I created this dataset to teach the basics of fully convolution networks for semantic segmentation of images. Most real-world semantic image segmentation tasks require building huge networks that are slow to train and experiment with. The dataset was generated by selecting up to 3 random 28px x 28px grayscale images from the [MNIST dataset](https://www.kaggle.com/c/digit-recognizer/data) and copying them in to a single 64px(height) x 84px(width) image. The digits were pasted so that they did not overlap and no transformations were applied to the original images, so digits in M2NIST maintain the same orientation as the have in MNIST.
The dataset has 5000 multi-digit images in `combined.npy` and 11 segmentation masks for every image in `segmented.npy`. The files can be read in using `numpy.load()`, for example, as `combined=np.load('combined.npy')` and `segmented = np.load('segmented.npy')`. The data in `combined.npy` has shape `(5000, 64, 84)` while the data in `segmented.npy` has shape `(5000, 64, 84, 11)`. Every element in `combined.npy` is a grayscale image with up to 3 digits. The corresponding element in `segmented.npy` is a tensor with 64 rows, 84 columns and 11 layers or channels. Each layer or channel is a binary mask. The k-th layer (0<=k<9) has 1s wherever the digit k is present in the combined image and 0s everywhere else. The last layer k=10 represents background and has 1s wherever there is no digit in the combined image and 0's wherever at pixels where some digit is present in the original image.

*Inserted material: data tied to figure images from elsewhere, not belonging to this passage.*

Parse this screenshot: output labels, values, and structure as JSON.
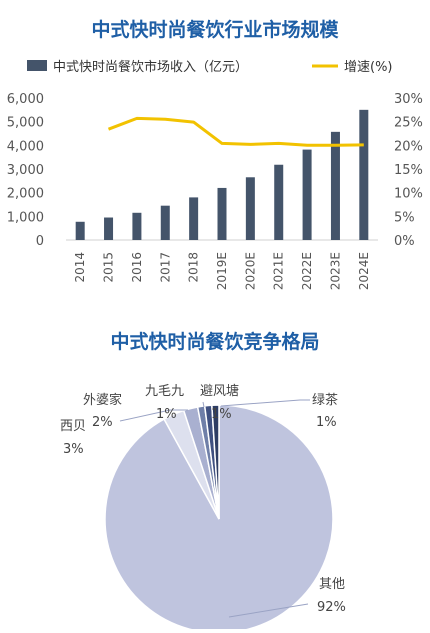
{
  "chart_data": [
    {
      "type": "bar",
      "title": "中式快时尚餐饮行业市场规模",
      "categories": [
        "2014",
        "2015",
        "2016",
        "2017",
        "2018",
        "2019E",
        "2020E",
        "2021E",
        "2022E",
        "2023E",
        "2024E"
      ],
      "series": [
        {
          "name": "中式快时尚餐饮市场收入（亿元）",
          "kind": "bar",
          "axis": "left",
          "color": "#44546a",
          "values": [
            770,
            950,
            1150,
            1450,
            1800,
            2200,
            2650,
            3180,
            3820,
            4570,
            5500
          ]
        },
        {
          "name": "增速(%)",
          "kind": "line",
          "axis": "right",
          "color": "#f2c200",
          "values": [
            null,
            23.4,
            25.7,
            25.5,
            24.9,
            20.4,
            20.2,
            20.4,
            20.0,
            20.0,
            20.1
          ]
        }
      ],
      "y_left": {
        "lim": [
          0,
          6000
        ],
        "ticks": [
          "0",
          "1,000",
          "2,000",
          "3,000",
          "4,000",
          "5,000",
          "6,000"
        ]
      },
      "y_right": {
        "lim": [
          0,
          30
        ],
        "ticks": [
          "0%",
          "5%",
          "10%",
          "15%",
          "20%",
          "25%",
          "30%"
        ]
      },
      "grid": false,
      "legend": "top"
    },
    {
      "type": "pie",
      "title": "中式快时尚餐饮竞争格局",
      "slices": [
        {
          "label": "其他",
          "pct_label": "92%",
          "value": 92,
          "color": "#bfc4de"
        },
        {
          "label": "西贝",
          "pct_label": "3%",
          "value": 3,
          "color": "#dde0ee"
        },
        {
          "label": "外婆家",
          "pct_label": "2%",
          "value": 2,
          "color": "#a9b0d0"
        },
        {
          "label": "九毛九",
          "pct_label": "1%",
          "value": 1,
          "color": "#6f7fa8"
        },
        {
          "label": "避风塘",
          "pct_label": "1%",
          "value": 1,
          "color": "#3f5080"
        },
        {
          "label": "绿茶",
          "pct_label": "1%",
          "value": 1,
          "color": "#2e3d63"
        }
      ]
    }
  ]
}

This dataset is ultimately derived from the data published by YanLeCun and his group http://yann.lecun.com/exdb/mnist/index.html and is licensed under the [Creative Commons Attribution-Share Alike 4.0 license](https://creativecommons.org/licenses/by-sa/4.0/). The code used to generate this dataset is available on [github](https://github.com/farhanhubble/udacity-connect/blob/master/segmented-generator.ipynb) as an Ipython Notebook.
The M2NIST dataset is released in the hope that it enables users to understand semantic segmentation and perhaps give us more insights about what neural networks learn and in turn leads us to smaller and more robust networks.